FindPy is the analyst's assistant.
A swarm of specialized AI agents that autonomously plan and conduct OSINT investigations, with cryptographic provenance on every claim. Sovereign by default. Built for the Indian Air Force.
THE PROBLEM
Open-source intelligence has outgrown the analyst. A single geopolitical event spawns thousands of articles, hundreds of social posts in a dozen languages, and floods of imagery — much of it now AI-generated or part of coordinated influence operations. Traditional tools scrape and dashboard. They don't reason, they don't verify, and they leave the analyst alone with raw data and a deadline.
THE THESIS
FindPy decomposes an analyst's plain-language question into a directed graph of tasks dispatched to 11 specialized agents — web crawlers, social listeners, satellite STAC search, image forensics, deepfake jury, geolocator, source credibility, narrative genealogy, coordinated-behavior detection. They collaborate via a shared property graph, and the planner can re-plan when partial results land.
Every source is content-hashed and HMAC-signed at ingest. Every claim cites its sources. A single endpoint re-verifies every envelope and re-hashes every artifact byte — a defensible chain of custody before action.
WHAT MAKES IT DIFFERENT
- Agentic, not pipeline. Most OSINT tools are linear scrape→clean→dashboard. FindPy dispatches agents that read & write a shared evidence graph and the planner can re-plan after seeing partial results.

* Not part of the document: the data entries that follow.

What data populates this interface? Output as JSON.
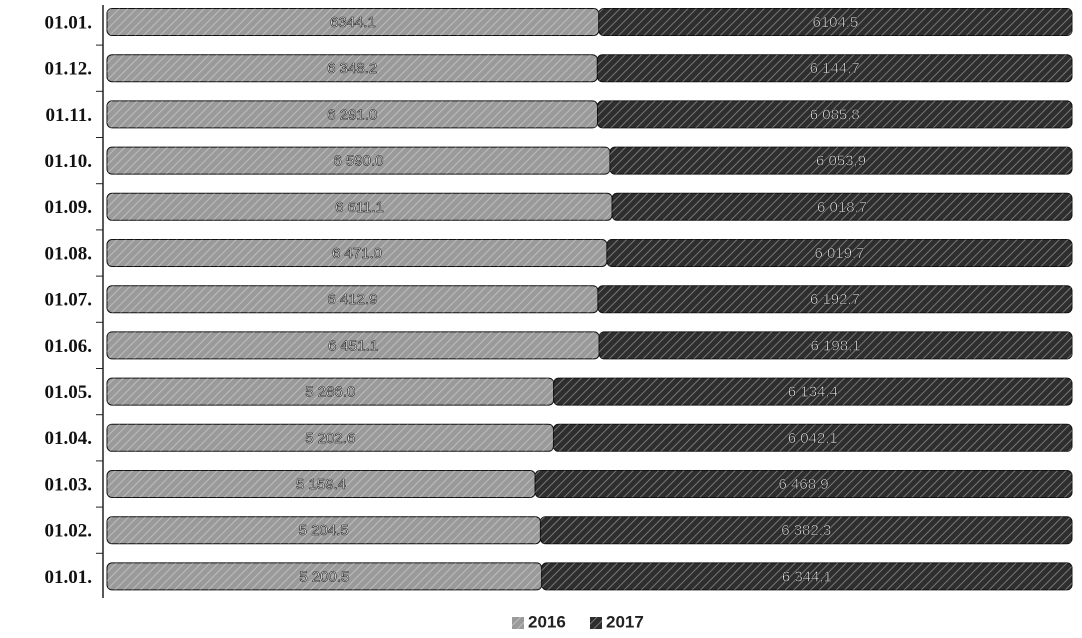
{
  "chart_data": {
    "type": "bar",
    "orientation": "horizontal",
    "stacked": "percent",
    "categories": [
      "01.01.",
      "01.12.",
      "01.11.",
      "01.10.",
      "01.09.",
      "01.08.",
      "01.07.",
      "01.06.",
      "01.05.",
      "01.04.",
      "01.03.",
      "01.02.",
      "01.01."
    ],
    "series": [
      {
        "name": "2016",
        "color": "#9a9a9a",
        "values": [
          6344.1,
          6348.2,
          6291.0,
          6590.0,
          6611.1,
          6471.0,
          6412.9,
          6451.1,
          5286.0,
          5202.6,
          5159.4,
          5204.5,
          5200.5
        ],
        "value_labels": [
          "6344.1",
          "6 348.2",
          "6 291.0",
          "6 590.0",
          "6 611.1",
          "6 471.0",
          "6 412.9",
          "6 451.1",
          "5 286.0",
          "5 202.6",
          "5 159.4",
          "5 204.5",
          "5 200.5"
        ]
      },
      {
        "name": "2017",
        "color": "#2e2e2e",
        "values": [
          6104.5,
          6144.7,
          6085.8,
          6053.9,
          6018.7,
          6019.7,
          6192.7,
          6198.1,
          6134.4,
          6042.1,
          6468.9,
          6382.3,
          6344.1
        ],
        "value_labels": [
          "6104,5",
          "6 144,7",
          "6 085,8",
          "6 053,9",
          "6 018,7",
          "6 019,7",
          "6 192,7",
          "6 198,1",
          "6 134,4",
          "6 042,1",
          "6 468,9",
          "6 382,3",
          "6 344,1"
        ]
      }
    ],
    "legend": "bottom"
  }
}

- Verifiable evidence. Every Source carries a content hash + HMAC signature over a canonical envelope. The audit endpoint re-verifies all signatures and re-hashes all bytes — defensible up the chain of command.

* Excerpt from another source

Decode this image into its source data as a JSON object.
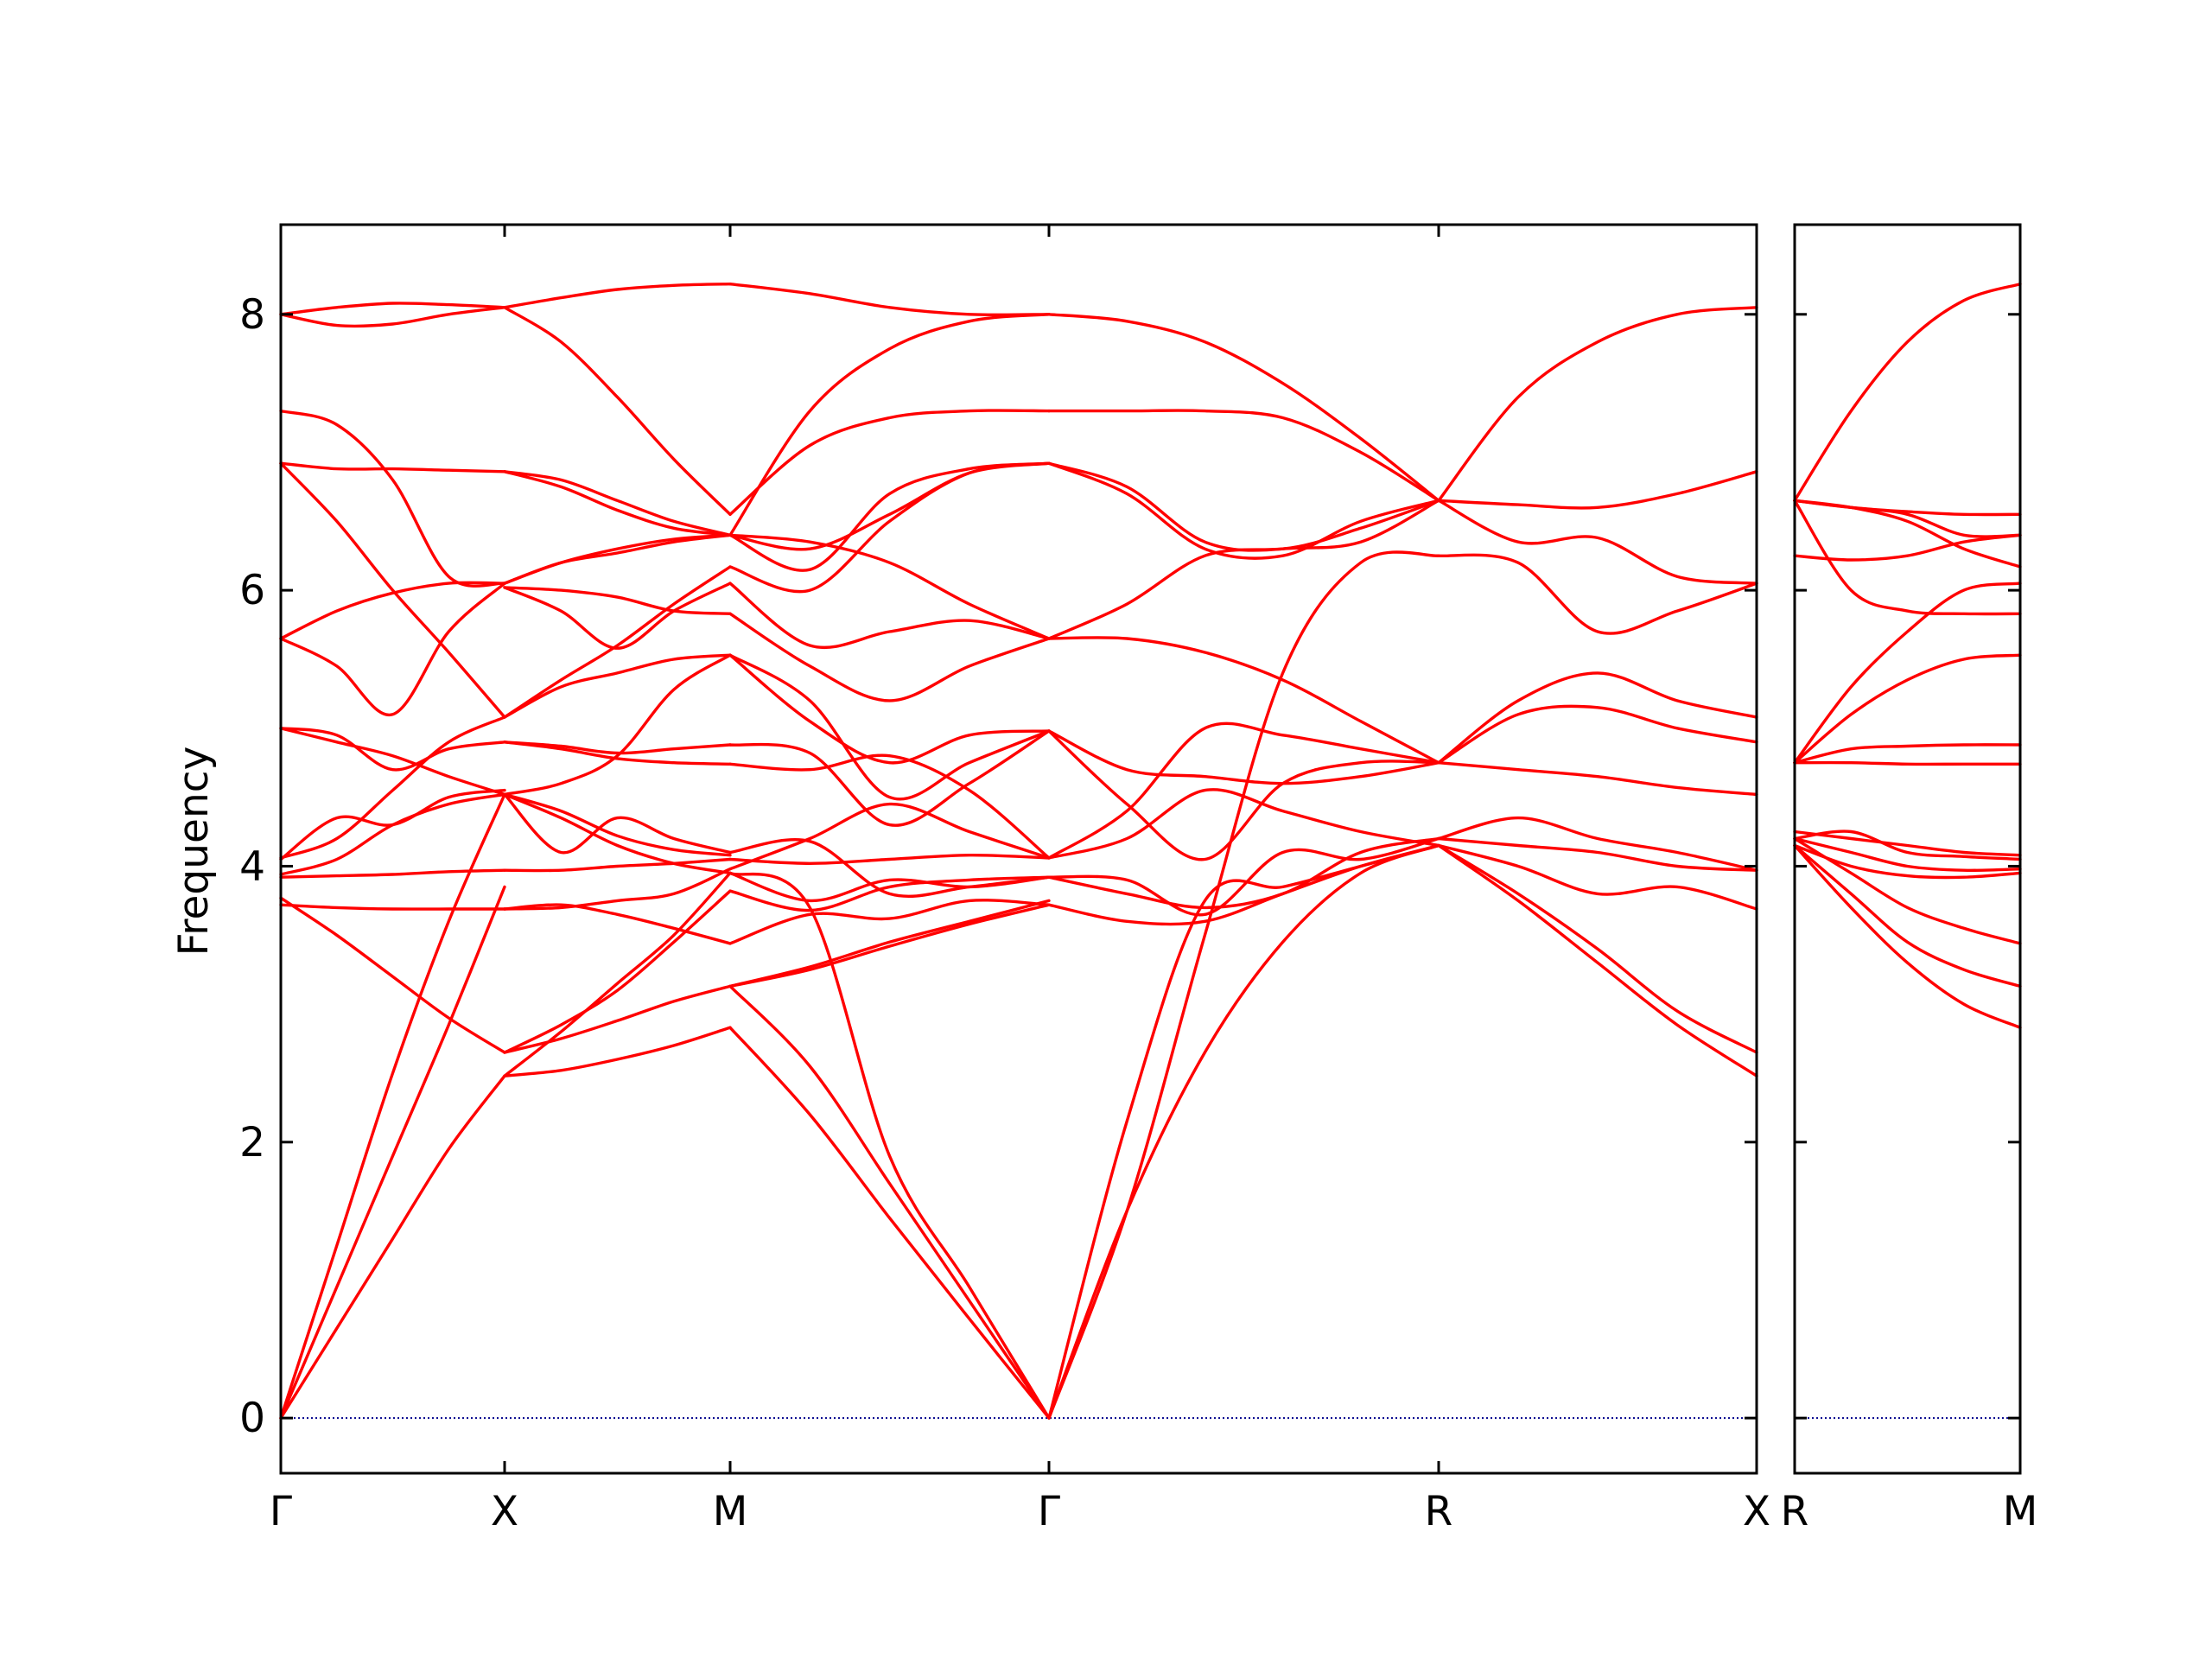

- Real forensic jury. Five real algorithms vote with explainable rationale: ELA, JPEG-ghost recompression, NOAA sun-position shadow physics, GAN-fingerprint heuristic, and amplification-pattern analysis (the OSINT-grade signal that catches influence ops even when pixels look clean).
- Sovereign by default. Hot-swappable LLM layer (Ollama / vLLM / mock). Air-gap mode switch disables all outbound network. No hosted API in the demo path.
- IAF-vertical. Aerial-domain gazetteer, Sentinel-2 STAC change-detection wired against Copernicus, demo scenarios built around airbase change-detection rather than celebrity news.
HOW IT WORKS
- Analyst types a question in plain English.
- Planner LLM decomposes it into a DAG of tasks.
- Agents fan out, ingest sources, sign every artifact at ingest.
- Image agents extract pHash + EXIF; sat-imagery agent calls STAC.
- Credibility scorer rates every source on four factors.
- Deepfake jury votes on every image; CIB agent looks for clusters.
- Synthesizer writes a brief — every claim ends with an evidence ID.
- Audit endpoint can re-verify every signature on demand.
WHO IT IS FOR
THE STACK
- LLM ............. Ollama / vLLM / OpenAI-compatible / mock
- Reasoning ....... Qwen2.5-72B (production), qwen2.5:7b (dev)
- Embeddings ...... hashing-trick (dev) → BGE-M3 (production)
- Evidence graph .. SQLite (dev) → Neo4j (production)
- Backend ......... FastAPI + WebSocket pub/sub
- Frontend ........ Next.js 14 + Tailwind + React Flow + Leaflet
- Sat imagery ..... Sentinel-2 via Copernicus Earth Search STAC
- Forensics ....... pure PIL + numpy (no model weights required)
- Signing ......... HMAC-SHA256 (dev) → Ed25519 (production)
STATUS
v0.1 — prototype. 11 agents working end-to-end. Real forensic jury. Real Sentinel-2 STAC discovery. Real evidence-graph audit. 23/23 tests passing. Frontend live, backend on Fly.io Mumbai region. Designed for an ADITI 4.0 / iDEX submission to the Indian Air Force's Problem Statement 18.